11、
2006年暑假的某天,甚尔已经失踪四个月。
晚饭后,我推着年仅三岁半的惠,去到洗手池边,让他刷碗。没什么别的原因,就是突然看不惯他,要怪就怪他突然失踪的亲爹吧。
而且,我这也是为他好。等惠学会做家务,就能打败日本90%的男人,这是何等荣誉!
津美纪守在惠身边,我把她赶去沙发。
但厨房是开放式,她仍能看见洗碗的惠。水流声,碗筷碰撞声,流淌在耳边。
她坐在我身边,总是偷偷看过来,像是有话说。她又看一眼刷碗的惠,极其小声地问:
“妈妈……”她声音极轻,“好像很久没见到甚尔叔叔了,他怎么了吗?”
电视综艺里,某个艺人哇地大叫一声。
“死掉了吧。”我说。
“啊?”
津美纪吓了一跳,捂住嘴,又飞快看向惠,见惠半点反应也没,才松了口气,问我:
“是像那个……在路上看见过的猫一样吗?”
曾在街上,我们遇见过被碾死的猫,那大概是津美纪对死亡的初印象。那之后,她就一直很怕翡翠离家。
“差不多吧。”
死状可能不太一样,但没必要分那么清。
“……没有葬礼吗?”津美纪又问,“像之前我们参加过的,人好像是有葬礼的?”
说完这句话,津美纪这才想起什么,飞快看向惠。但惠半点反应都没,虽和甚尔住同一屋檐下,但他几乎没见过甚尔。
津美纪这才放心地望回来。
“没葬礼,”我摇头,“举办葬礼需要法律上的死亡证明,那要失踪两年还是四年才能拿到,唉,说复杂了你也听不懂。”
“失踪?”
“就是找不到人的意思。”
“所以、所以,不像那只变扁的猫咪,叔叔他只是走丢了?”
“不,我觉得死了。”
“为什么?”
“没有为什么。”
“那,要不要去找找?万一,叔叔没有去世呢?”
“……那很麻烦。”
津美纪沉默了,又不停地偷看,但我假装没注意她、在认真看电视。终于,她又鼓起勇气,支支吾吾道:
“但我觉得你不是很开心。”
刚说完,她立刻补充:“没有说你真的不开心,只是我觉得。”
她攥紧双手,小心翼翼,让我想起小时候的自己。但我明明不像我的双亲,没有对她很坏,只是对她不够好罢了。
大概是见我不说话,她靠拢过来。
意识到时,身体已经避开她,侧去另一边,不愿与她贴近。
她僵住,像是热情冲上前却被主人一脚踹开的小狗。
“……”
场面有些尴尬。
这种时候,或许该假装无事发生?就像在大庭广众之下,摔了个狗吃屎,要自己站起来,假装不在意地对众人笑笑。
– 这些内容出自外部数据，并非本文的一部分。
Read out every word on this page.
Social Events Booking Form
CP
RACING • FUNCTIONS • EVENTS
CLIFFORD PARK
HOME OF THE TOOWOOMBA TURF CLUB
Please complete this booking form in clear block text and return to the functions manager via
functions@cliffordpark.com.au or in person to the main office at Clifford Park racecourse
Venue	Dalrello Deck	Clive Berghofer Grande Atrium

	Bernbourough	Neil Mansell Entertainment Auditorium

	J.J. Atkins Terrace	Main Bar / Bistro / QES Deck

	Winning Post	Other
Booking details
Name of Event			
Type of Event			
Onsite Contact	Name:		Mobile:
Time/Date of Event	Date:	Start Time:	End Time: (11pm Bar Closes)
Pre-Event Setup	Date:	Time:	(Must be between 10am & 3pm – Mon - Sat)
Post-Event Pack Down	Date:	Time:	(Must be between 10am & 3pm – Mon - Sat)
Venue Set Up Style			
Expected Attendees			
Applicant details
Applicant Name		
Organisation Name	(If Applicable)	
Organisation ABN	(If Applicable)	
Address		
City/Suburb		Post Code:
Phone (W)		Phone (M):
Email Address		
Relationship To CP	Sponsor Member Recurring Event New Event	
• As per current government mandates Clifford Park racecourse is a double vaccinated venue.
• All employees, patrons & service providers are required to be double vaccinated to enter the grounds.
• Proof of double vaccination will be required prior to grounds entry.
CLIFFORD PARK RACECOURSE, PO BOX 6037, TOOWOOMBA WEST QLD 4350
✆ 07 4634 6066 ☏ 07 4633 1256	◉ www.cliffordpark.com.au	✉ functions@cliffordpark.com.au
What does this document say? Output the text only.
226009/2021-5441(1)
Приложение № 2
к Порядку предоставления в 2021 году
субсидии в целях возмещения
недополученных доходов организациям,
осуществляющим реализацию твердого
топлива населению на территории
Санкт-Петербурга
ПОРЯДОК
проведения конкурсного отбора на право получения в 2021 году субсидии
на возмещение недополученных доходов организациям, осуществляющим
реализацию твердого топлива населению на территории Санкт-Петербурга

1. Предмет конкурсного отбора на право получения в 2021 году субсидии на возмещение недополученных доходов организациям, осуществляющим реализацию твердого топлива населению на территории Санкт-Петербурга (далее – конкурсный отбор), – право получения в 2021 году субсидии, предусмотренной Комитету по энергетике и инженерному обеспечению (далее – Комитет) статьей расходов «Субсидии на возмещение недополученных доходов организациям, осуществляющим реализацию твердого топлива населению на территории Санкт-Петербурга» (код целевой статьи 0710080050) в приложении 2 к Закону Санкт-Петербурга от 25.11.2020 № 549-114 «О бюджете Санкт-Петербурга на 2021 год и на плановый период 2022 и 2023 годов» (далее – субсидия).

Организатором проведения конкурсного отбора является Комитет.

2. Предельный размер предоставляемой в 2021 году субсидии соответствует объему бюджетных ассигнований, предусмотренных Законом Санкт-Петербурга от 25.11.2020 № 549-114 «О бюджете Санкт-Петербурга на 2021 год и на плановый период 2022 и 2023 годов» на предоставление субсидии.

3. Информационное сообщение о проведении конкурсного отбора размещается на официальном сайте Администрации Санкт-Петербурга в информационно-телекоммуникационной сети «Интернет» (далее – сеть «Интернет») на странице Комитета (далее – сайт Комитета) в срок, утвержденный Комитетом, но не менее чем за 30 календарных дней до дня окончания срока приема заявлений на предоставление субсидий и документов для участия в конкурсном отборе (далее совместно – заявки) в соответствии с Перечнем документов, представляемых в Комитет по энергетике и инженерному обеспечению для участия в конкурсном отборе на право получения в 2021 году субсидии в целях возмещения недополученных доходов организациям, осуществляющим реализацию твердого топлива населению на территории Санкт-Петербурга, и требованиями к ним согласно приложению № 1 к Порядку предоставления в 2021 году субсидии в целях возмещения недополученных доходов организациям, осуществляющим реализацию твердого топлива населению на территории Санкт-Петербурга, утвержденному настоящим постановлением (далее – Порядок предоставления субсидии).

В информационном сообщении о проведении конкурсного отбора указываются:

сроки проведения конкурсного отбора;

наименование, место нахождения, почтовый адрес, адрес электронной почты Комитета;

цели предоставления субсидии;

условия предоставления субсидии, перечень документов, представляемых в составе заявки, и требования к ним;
我假装什么都没注意到,拉回话题:“要是我去找人,就要离家几天,就没人给你做饭了。”
津美纪也配合着,表情重新生动起来:“我会做饭的,我能照顾好自己、也能照顾好惠,我不会给你添麻烦!”
她在努力证明自己有价值,和一般的六岁孩童相比,显得太过早熟。这大概是因为我从不和她亲近。
不像十月怀胎的母亲,我没有怀孕的经历,就没有对应的母爱激素。我没办法喜欢她。
她是计划外的产物,甚至和亲手捡来的翡翠作比,我都更喜欢翡翠。但我又不想成为双亲那样的人,便一直没丢掉她,也没欺负她。
要是津美纪不这么普通,天性很恶劣就好了。
就不至于让我知道,孩子对养育者的爱如此纯粹,远超过养育者对孩子的爱,要经历很久很久的折磨,才能将这份爱消磨掉一些。
她总是不厌其烦地向我靠近,比任何人都坚定得多。
避开她亮闪闪的视线,我说:“好吧,我会去找甚尔的。”
12、
答应津美纪要去找甚尔,但我不想立刻行动,只是接下来自京都的工作。
去年八月,我从原公司离职,在那之前找到新事业。
当时我想了很久,有什么是做得到、市场也需要的?和那些同样找不到多金工作的女性相比,我有什么特别之处?
最后只想到翡翠。
翡翠是只特殊的猫咪,极通人性。叫她过来,她就会过来;指着哪个地方让她去,她也会过去;她甚至能听指令打滚、作揖……比大狗还聪明。
我拍下她的视频放到网站,问有没有恐怖片剧组需要黑猫?
还真有。
但每天要照顾小孩,接工作就只在琦玉县附近,琦玉所在的东京都市圈也行,来回不能超过两小时。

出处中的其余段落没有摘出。